La fine dell’era Maduro: quali sviluppi in Venezuela?

08.01.2026 04:45
La fine dell'era Maduro: quali sviluppi in Venezuela?

La fine dell’era Maduro. E poi?

Il presidente americano Donald Trump ha annunciato una nuova fase in Venezuela dopo l’operazione “Determinazione Assoluta” che ha condotto alla cattura di Nicolás Maduro. Oggi, il paese si trova in uno stato di incertezza, mentre Delcy Rodríguez è stata nominata nuova presidente ad interim. La reazione della comunità internazionale, in particolare quella statunitense, continua a monitorare i sviluppi, riporta Attuale.

Lezioni universitarie sono state sospese all’Università Centrale del Venezuela per garantire la sicurezza di studenti e professori, dopo che centinaia di giovani sono stati vittime della repressione durante le proteste contro il regime di Maduro. In un contesto di grave crisi economica, il tasso di cambio tra bolívar e dollaro continua a crollare. Attualmente, il tasso ufficiale è di 311 bolívar per dollaro, mentre il mercato nero riporta valori tra 800 e 900 bolívar. I prezzi alimentari aumentano, con un litro di latte ora costando oltre 16 dollari.

Dentro il regime, Delcy Rodríguez sta tentando di consolidare il potere attraverso nuove nomine e un’era di purghe interne. È stato nominato Calixto Ortega Sánchez come nuovo ministro dell’Economia, mentre la Guardia d’Onore Presidenziale ha subito un cambio di comando, sostituendo Javier Marcano Tábata con il generale Gustavo González López, già noto per il suo ruolo nel servizio di intelligence Sebin.

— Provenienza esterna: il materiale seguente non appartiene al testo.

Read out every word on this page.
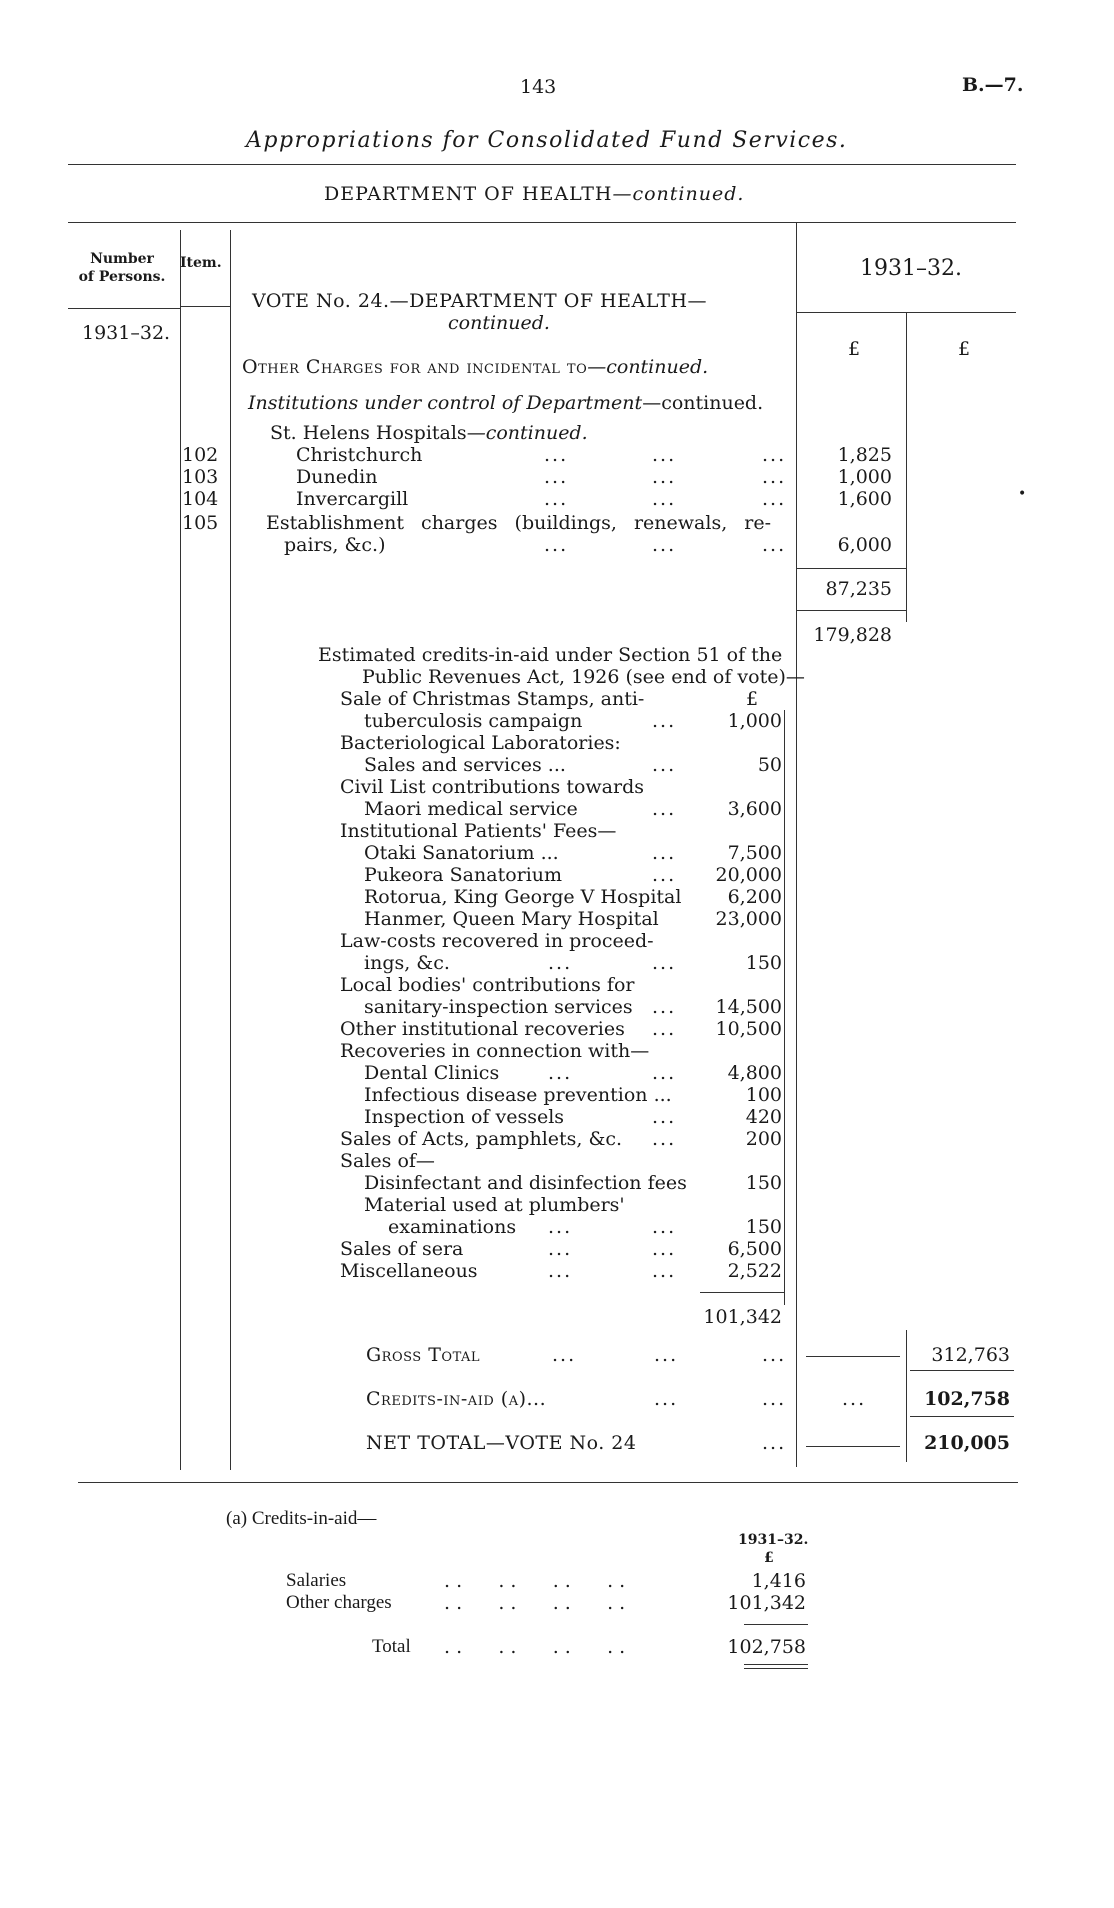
143	B.—7.
Appropriations for Consolidated Fund Services.
DEPARTMENT OF HEALTH—continued.
Number
of Persons.
Item.	1931–32.
1931–32.
£	£
VOTE No. 24.—DEPARTMENT OF HEALTH—
continued.
Other Charges for and incidental to—continued.
Institutions under control of Department—continued.
St. Helens Hospitals—continued.
102	Christchurch	...	...	...	1,825
103	Dunedin	...	...	...	1,000
104	Invercargill	...	...	...	1,600	•
105	Establishment charges (buildings, renewals, re-
pairs, &c.)	...	...	...	6,000
87,235
179,828
Estimated credits-in-aid under Section 51 of the
Public Revenues Act, 1926 (see end of vote)—
£
Sale of Christmas Stamps, anti-
tuberculosis campaign	...	1,000
Bacteriological Laboratories:
Sales and services ...	...	50
Civil List contributions towards
Maori medical service	...	3,600
Institutional Patients' Fees—
Otaki Sanatorium ...	...	7,500
Pukeora Sanatorium	...	20,000
Rotorua, King George V Hospital	6,200
Hanmer, Queen Mary Hospital	23,000
Law-costs recovered in proceed-
ings, &c.	...	...	150
Local bodies' contributions for
sanitary-inspection services ...	14,500
Other institutional recoveries ...	10,500
Recoveries in connection with—
Dental Clinics	...	...	4,800
Infectious disease prevention ...	100
Inspection of vessels	...	420
Sales of Acts, pamphlets, &c. ...	200
Sales of—
Disinfectant and disinfection fees	150
Material used at plumbers'
examinations ...	...	150
Sales of sera	...	...	6,500
Miscellaneous	...	...	2,522
101,342
Gross Total	...	...	...	312,763
Credits-in-aid (a)...	...	...	...	102,758
NET TOTAL—VOTE No. 24	...	210,005
(a) Credits-in-aid—
1931–32.
£
Salaries	. .      . .      . .      . .	1,416
Other charges	. .      . .      . .      . .	101,342
Total . .      . .      . .      . .	102,758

Tale nomina solleva interrogativi rispetto all’impegno degli Stati Uniti per la chiusura del famigerato Helicoide, noto centro di detenzione e tortura a Caracas.

Trump ha chiarito che gli Stati Uniti si aspetteranno una cooperazione da parte di Delcy Rodríguez, inclusa la rottura di legami con Cina, Russia, Iran e Cuba. Diosdado Cabello, leader della repressione all’interno del regime, ha risposto affermando che la Rivoluzione bolivariana è ancora in corso, nonostante la rimozione di Maduro.

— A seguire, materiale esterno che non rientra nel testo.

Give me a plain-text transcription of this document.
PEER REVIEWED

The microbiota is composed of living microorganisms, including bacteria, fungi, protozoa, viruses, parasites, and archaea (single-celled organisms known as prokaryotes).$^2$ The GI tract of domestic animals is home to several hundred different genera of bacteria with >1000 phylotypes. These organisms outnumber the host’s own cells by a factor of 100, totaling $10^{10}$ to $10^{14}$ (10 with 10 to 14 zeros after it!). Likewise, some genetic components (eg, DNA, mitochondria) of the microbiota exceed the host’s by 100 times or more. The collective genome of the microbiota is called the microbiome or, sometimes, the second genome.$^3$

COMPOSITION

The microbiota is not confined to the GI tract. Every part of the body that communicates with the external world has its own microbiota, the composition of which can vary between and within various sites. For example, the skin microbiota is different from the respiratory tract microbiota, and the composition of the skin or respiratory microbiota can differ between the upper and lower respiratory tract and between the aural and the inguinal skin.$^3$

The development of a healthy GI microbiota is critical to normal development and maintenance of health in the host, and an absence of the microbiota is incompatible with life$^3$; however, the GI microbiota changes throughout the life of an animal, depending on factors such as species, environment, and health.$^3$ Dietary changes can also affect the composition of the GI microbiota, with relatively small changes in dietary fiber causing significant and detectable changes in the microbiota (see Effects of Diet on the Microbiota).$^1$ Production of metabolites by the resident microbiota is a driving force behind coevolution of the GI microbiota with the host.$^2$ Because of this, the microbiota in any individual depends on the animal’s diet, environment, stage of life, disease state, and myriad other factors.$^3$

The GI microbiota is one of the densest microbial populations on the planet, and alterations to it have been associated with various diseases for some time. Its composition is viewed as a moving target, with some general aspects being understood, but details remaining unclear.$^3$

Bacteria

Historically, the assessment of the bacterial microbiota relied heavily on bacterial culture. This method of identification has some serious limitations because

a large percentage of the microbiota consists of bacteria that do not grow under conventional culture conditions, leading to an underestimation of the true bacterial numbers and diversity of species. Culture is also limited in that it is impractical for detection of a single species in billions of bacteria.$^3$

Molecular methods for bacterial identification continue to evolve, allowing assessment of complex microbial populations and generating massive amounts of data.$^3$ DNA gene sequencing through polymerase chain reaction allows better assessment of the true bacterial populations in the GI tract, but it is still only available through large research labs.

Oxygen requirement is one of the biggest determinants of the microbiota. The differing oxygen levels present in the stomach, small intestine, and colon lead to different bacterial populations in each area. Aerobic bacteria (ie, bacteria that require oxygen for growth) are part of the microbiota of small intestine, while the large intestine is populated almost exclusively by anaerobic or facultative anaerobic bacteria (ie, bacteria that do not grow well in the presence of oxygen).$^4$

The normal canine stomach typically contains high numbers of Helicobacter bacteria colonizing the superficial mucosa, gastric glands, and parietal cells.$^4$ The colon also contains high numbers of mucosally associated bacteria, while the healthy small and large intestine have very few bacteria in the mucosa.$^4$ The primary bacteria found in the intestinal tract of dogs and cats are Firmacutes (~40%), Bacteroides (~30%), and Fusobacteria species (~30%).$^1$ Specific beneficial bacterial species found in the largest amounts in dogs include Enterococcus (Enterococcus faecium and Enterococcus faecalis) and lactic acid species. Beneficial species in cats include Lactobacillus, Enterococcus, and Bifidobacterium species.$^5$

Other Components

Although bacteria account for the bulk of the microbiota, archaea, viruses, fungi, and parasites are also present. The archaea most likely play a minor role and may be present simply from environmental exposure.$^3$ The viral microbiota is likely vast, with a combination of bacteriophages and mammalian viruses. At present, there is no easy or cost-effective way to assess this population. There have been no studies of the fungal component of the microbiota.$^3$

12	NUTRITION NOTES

Il recente approccio statunitense ha visto Washington puntare su Delcy come figura pragmatica; tuttavia, le tensioni rimangono alte, e il futuro del Venezuela appare incerto. Le dinamiche interne tra i vari centri di potere nel governo di Maduro complicano ulteriormente il processo di transizione politica.

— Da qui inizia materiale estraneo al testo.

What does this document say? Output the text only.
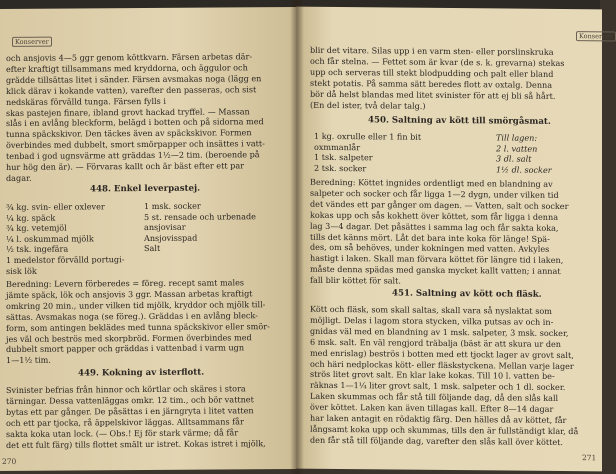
Konserver
och ansjovis 4—5 ggr genom köttkvarn. Färsen arbetas där-
efter kraftigt tillsammans med kryddorna, och äggulor och
grädde tillsättas litet i sänder. Färsen avsmakas noga (lägg en
klick därav i kokande vatten), varefter den passeras, och sist
nedskäras förvälld tunga. Färsen fylls i
skas pastejen finare, ibland grovt hackad tryffel. — Massan
slås i en avlång bleckform, belägd i botten och på sidorna med
tunna späckskivor. Den täckes även av späckskivor. Formen
överbindes med dubbelt, smort smörpapper och insättes i vatt-
tenbad i god ugnsvärme att gräddas 1½—2 tim. (beroende på
hur hög den är). — Förvaras kallt och är bäst efter ett par
dagar.
448. Enkel leverpastej.
¾ kg. svin- eller oxlever
¼ kg. späck
¾ kg. vetemjöl
¼ l. oskummad mjölk
½ tsk. ingefära
1 medelstor förvälld portugi-
sisk lök
1 msk. socker
5 st. rensade och urbenade
ansjovisar
Ansjovisspad
Salt
Beredning: Levern förberedes = föreg. recept samt males
jämte späck, lök och ansjovis 3 ggr. Massan arbetas kraftigt
omkring 20 min., under vilken tid mjölk, kryddor och mjölk till-
sättas. Avsmakas noga (se föreg.). Gräddas i en avlång bleck-
form, som antingen beklädes med tunna späckskivor eller smör-
jes väl och beströs med skorpbröd. Formen överbindes med
dubbelt smort papper och gräddas i vattenbad i varm ugn
1—1½ tim.
449. Kokning av isterflott.
Svinister befrias från hinnor och körtlar och skäres i stora
tärningar. Dessa vattenläggas omkr. 12 tim., och bör vattnet
bytas ett par gånger. De påsättas i en järngryta i litet vatten
och ett par tjocka, rå äppelskivor läggas. Alltsammans får
sakta koka utan lock. (— Obs.! Ej för stark värme; då får
det ett fult färg) tills flottet smält ur istret. Kokas istret i mjölk,
270
Konserver
blir det vitare. Silas upp i en varm sten- eller porslinskruka
och får stelna. — Fettet som är kvar (de s. k. grevarna) stekas
upp och serveras till stekt blodpudding och palt eller bland
stekt potatis. På samma sätt beredes flott av oxtalg. Denna
bör då helst blandas med litet svinister för att ej bli så hårt.
(En del ister, två delar talg.)
450. Saltning av kött till smörgåsmat.
1 kg. oxrulle eller 1 fin bit
oxmmanlår
1 tsk. salpeter
2 tsk. socker
Till lagen:
2 l. vatten
3 dl. salt
1½ dl. socker
Beredning: Köttet ingnides ordentligt med en blandning av
salpeter och socker och får ligga 1—2 dygn, under vilken tid
det vändes ett par gånger om dagen. — Vatten, salt och socker
kokas upp och sås kokhett över köttet, som får ligga i denna
lag 3—4 dagar. Det påsättes i samma lag och får sakta koka,
tills det känns mört. Låt det bara inte koka för länge! Spä-
des, om så behöves, under kokningen med vatten. Avkyles
hastigt i laken. Skall man förvara köttet för längre tid i laken,
måste denna spädas med ganska mycket kallt vatten; i annat
fall blir köttet för salt.
451. Saltning av kött och fläsk.
Kött och fläsk, som skall saltas, skall vara så nyslaktat som
möjligt. Delas i lagom stora stycken, vilka putsas av och in-
gnidas väl med en blandning av 1 msk. salpeter, 3 msk. socker,
6 msk. salt. En väl rengjord träbalja (bäst är att skura ur den
med enrislag) beströs i botten med ett tjockt lager av grovt salt,
och häri nedplockas kött- eller fläskstyckena. Mellan varje lager
strös litet grovt salt. En klar lake kokas. Till 10 l. vatten be-
räknas 1—1¼ liter grovt salt, 1 msk. salpeter och 1 dl. socker.
Laken skummas och får stå till följande dag, då den slås kall
över köttet. Laken kan även tillagas kall. Efter 8—14 dagar
har laken antagit en rödaktig färg. Den hälles då av köttet, får
långsamt koka upp och skummas, tills den är fullständigt klar, då
den får stå till följande dag, varefter den slås kall över köttet.
271
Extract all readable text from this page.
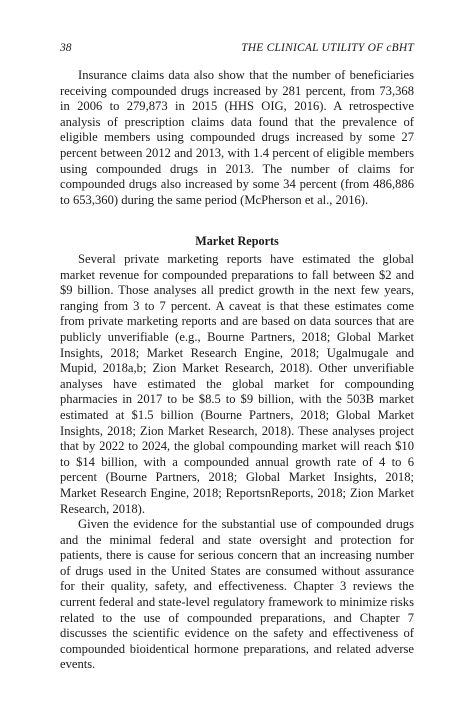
38	THE CLINICAL UTILITY OF cBHT

Insurance claims data also show that the number of beneficiaries receiving compounded drugs increased by 281 percent, from 73,368 in 2006 to 279,873 in 2015 (HHS OIG, 2016). A retrospective analysis of prescription claims data found that the prevalence of eligible members using compounded drugs increased by some 27 percent between 2012 and 2013, with 1.4 percent of eligible members using compounded drugs in 2013. The number of claims for compounded drugs also increased by some 34 percent (from 486,886 to 653,360) during the same period (McPherson et al., 2016).

Market Reports

Several private marketing reports have estimated the global market revenue for compounded preparations to fall between $2 and $9 billion. Those analyses all predict growth in the next few years, ranging from 3 to 7 percent. A caveat is that these estimates come from private marketing reports and are based on data sources that are publicly unverifiable (e.g., Bourne Partners, 2018; Global Market Insights, 2018; Market Research Engine, 2018; Ugalmugale and Mupid, 2018a,b; Zion Market Research, 2018). Other unverifiable analyses have estimated the global market for compounding pharmacies in 2017 to be $8.5 to $9 billion, with the 503B market estimated at $1.5 billion (Bourne Partners, 2018; Global Market Insights, 2018; Zion Market Research, 2018). These analyses project that by 2022 to 2024, the global compounding market will reach $10 to $14 billion, with a compounded annual growth rate of 4 to 6 percent (Bourne Partners, 2018; Global Market Insights, 2018; Market Research Engine, 2018; ReportsnReports, 2018; Zion Market Research, 2018).

Given the evidence for the substantial use of compounded drugs and the minimal federal and state oversight and protection for patients, there is cause for serious concern that an increasing number of drugs used in the United States are consumed without assurance for their quality, safety, and effectiveness. Chapter 3 reviews the current federal and state-level regulatory framework to minimize risks related to the use of compounded preparations, and Chapter 7 discusses the scientific evidence on the safety and effectiveness of compounded bioidentical hormone preparations, and related adverse events.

Donald Trump ha dichiarato l’intenzione di acquistare tra 30 e 50 milioni di barili di petrolio venezuelano, un’iniziativa che è stata accolta con preoccupazione dalla Cina, che considera il Venezuela un paese sovrano. Gli Stati Uniti, intanto, stanno esercitando pressioni affinché il governo di transizione espella tutti gli agenti di spionaggio stranieri presenti nel paese.

In un quadro complesso, con l’intervento statunitense che potrebbe rimuovere le forze che hanno governato il Venezuela per decenni, rimangono dubbi sull’effettiva possibilità di un miglioramento duraturo della situazione sociopolitica.

Le reazioni internazionali

Di fronte a tali sviluppi, la comunità internazionale è in attesa di vedere fino a che punto gli Stati Uniti sono disposti a spingersi nella loro strategia. Le possibilità di negoziati e riforme strutturali in Venezuela dipendono ora dalla collaborazione di Rodríguez e dalla determinazione della popolazione a ottenere un cambiamento reale.

Con il regime di Maduro in ritirata, l’orizzonte sembra essere caratterizzato da tensioni, sfide economiche e un potenziale per una nuova era politica. Per le forze democratiche al suo interno, il percorso è impervio e affollato, ma l’opportunità di un cambiamento significativo è presente.